‘A reputation risk’: UN environment chief criticized by UN internal audit for ‘extensive’ frequent flying
The top UN environmental chief who has championed “climate action,” has come under fire by an internal UN audit which harshly criticizes the chief for his “extensive travel patterns” that “presents a reputation risk to the organization.”
“Erik Solheim, executive director of UN Environment, was traveling for 529 out of the 668 days audited, spending $488,518 (£370,380),” according to UK Guardian’s release of the UN draft audit report on September 21. The audit also said he had “no regard for abiding by the set regulations and rules” and claimed unjustified expenses.
Solheim, who has been awarded the UN’s “Champion of the Earth” award, has warned, “If you want to understand migration, you have to address climate change.” He has also said that “climate action is not a burden or a cost, but a huge opportunity.”
It appears the UN is now chastizing Solheim for taking this “huge opportunity” a bit too many air miles.
The UN audit continued: “The extensive travel patterns of [Solheim] did not set an example for the rest of the staff to follow,” it said. “In 2011 … the secretary-general stated that ‘What we demand of others, we must do ourselves’. Such extensive travel, therefore, presents a reputation risk to the organization, especially [given] that Unep is supposed to be the lead on sustainable environment matters.”
According to the UK Guardian, the UN draft audit report “also said UNEPunlike several other UN or organizations did not have policies and incentives for staff to reduce their carbon emissions.”
Many climate activists have come under fire for living lifestyles not in accordance with the what they claim is a man-made climate crisis. See: Arnold Schwarzenegger used private jet for daily commutes to California’s governor’s mansion
UK Guardian excerpts on UN internal audit:
The globe-trotting travels of the UN’s environment chief have been sharply criticised in a draft internal audit as “contrary to the ethos of carbon emission reduction”.
Erik Solheim, executive director of UN Environment, was travelling for 529 out of the 668 days audited, spending $488,518 (£370,380), according to the report. The audit also said he had “no regard for abiding by the set regulations and rules” and claimed unjustified expenses.
The development comes amid growing concern among some UN Environment officials, with sources claiming his “haphazard and dictatorial management style” has “already made us dysfunctional in many respects”.

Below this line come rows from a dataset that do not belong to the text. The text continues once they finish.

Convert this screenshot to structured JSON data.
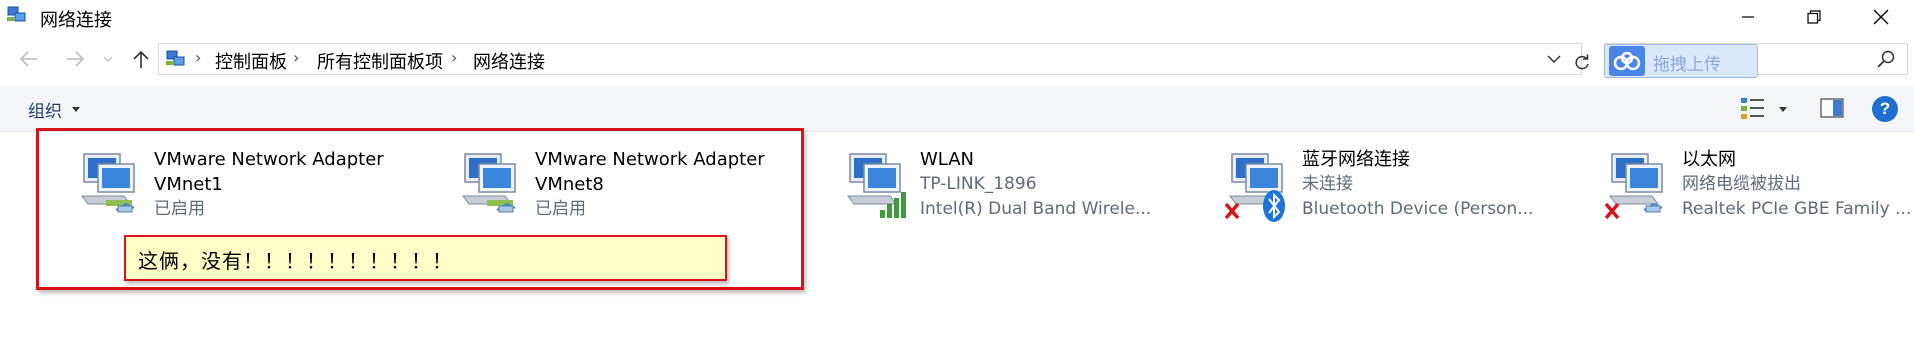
{
  "window": {
    "title": "网络连接",
    "title_icon": "network-connections-icon",
    "controls": [
      "minimize-icon",
      "restore-icon",
      "close-icon"
    ]
  },
  "addressbar": {
    "breadcrumbs": [
      "控制面板",
      "所有控制面板项",
      "网络连接"
    ],
    "nav_icons": [
      "back-arrow-icon",
      "forward-arrow-icon",
      "recent-dropdown-icon",
      "up-arrow-icon"
    ]
  },
  "baidu_button": {
    "label": "拖拽上传",
    "icon": "baidu-cloud-icon"
  },
  "search": {
    "placeholder": "",
    "icon": "search-icon"
  },
  "command_bar": {
    "organize_label": "组织",
    "view_icon": "change-view-icon",
    "preview_icon": "preview-pane-icon",
    "help_label": "?"
  },
  "adapters": [
    {
      "name": "VMware Network Adapter\nVMnet1",
      "status": "已启用",
      "device": "",
      "icon": "network-adapter-icon"
    },
    {
      "name": "VMware Network Adapter\nVMnet8",
      "status": "已启用",
      "device": "",
      "icon": "network-adapter-icon"
    },
    {
      "name": "WLAN",
      "status": "TP-LINK_1896",
      "device": "Intel(R) Dual Band Wirele...",
      "icon": "wifi-signal-icon"
    },
    {
      "name": "蓝牙网络连接",
      "status": "未连接",
      "device": "Bluetooth Device (Person...",
      "icon": "bluetooth-icon"
    },
    {
      "name": "以太网",
      "status": "网络电缆被拔出",
      "device": "Realtek PCIe GBE Family ...",
      "icon": "disconnected-x-icon"
    }
  ],
  "annotation": {
    "note": "这俩，没有！！！！！！！！！！"
  },
  "colors": {
    "command_bar_bg": "#f4f6f9",
    "annotation_red": "#d8131c",
    "note_bg": "#ffffc8",
    "status_text": "#5f6b78",
    "help_blue": "#1f6fd1"
  }
}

Solheim told the Guardian he had already paid back money for instances of oversight and made changes where other rules had been broken. He said he could not comment in detail on the audit until it was completed and published: “If any other mistakes are found, we will immediately correct them.”
Responding to staff concern over his leadership of the UN Environment Programme (Unep), he said: “To secure unprecedented environmental action, we need to change, as individuals, as society, indeed as the UN. No one is immune to the difficulty that type of systemic change often brings.”
The draft audit, leaked to the Guardian, was compiled by the UN Office of Internal Oversight Services (OIOS) and will be finalised after responses from the individuals named. It is particularly critical of Solheim’s frequent flying, which included a weekend trip from the US to France and back.
“The extensive travel patterns of [Solheim] did not set an example for the rest of the staff to follow,” it said. “In 2011 … the secretary general stated that ‘What we demand of others, we must do ourselves’. Such extensive travel therefore presents a reputation risk to the organization, especially [given] that Unep is supposed to be the lead on sustainable environment matters.”
It also said Unep, unlike several other UN organisations, did not have policies and incentives for staff to reduce their carbon emissions. In August, Solheim told a Norwegian aviation magazine, people should not have a “guilty conscience” about flying and said he held gold frequent flyer cards at all three major airline alliances.
“This is simply embarrassing,” said Truls Gulowsen, head of Greenpeace in Norway. “Solheim has made Unep much more visible, which is a good thing, partly through travels and discussions with so many people. But this report puts him in an extremely bad light and weakens the credibility of UN’s entire environmental organisation.”
Solheim said: “Making good on our global agenda demands engagement with the world and indeed an expanded approach to our work. I am therefore determined to continue to focus on our mandate to create real results for real people, with real impact on the ground.”
The draft OIOS audit also criticises Solheim’s management style as “having no regard for abiding by the set regulations and rules, and correspondence seen showed management willingness to circumvent regulations and rules which were termed as ‘bureaucratic’.”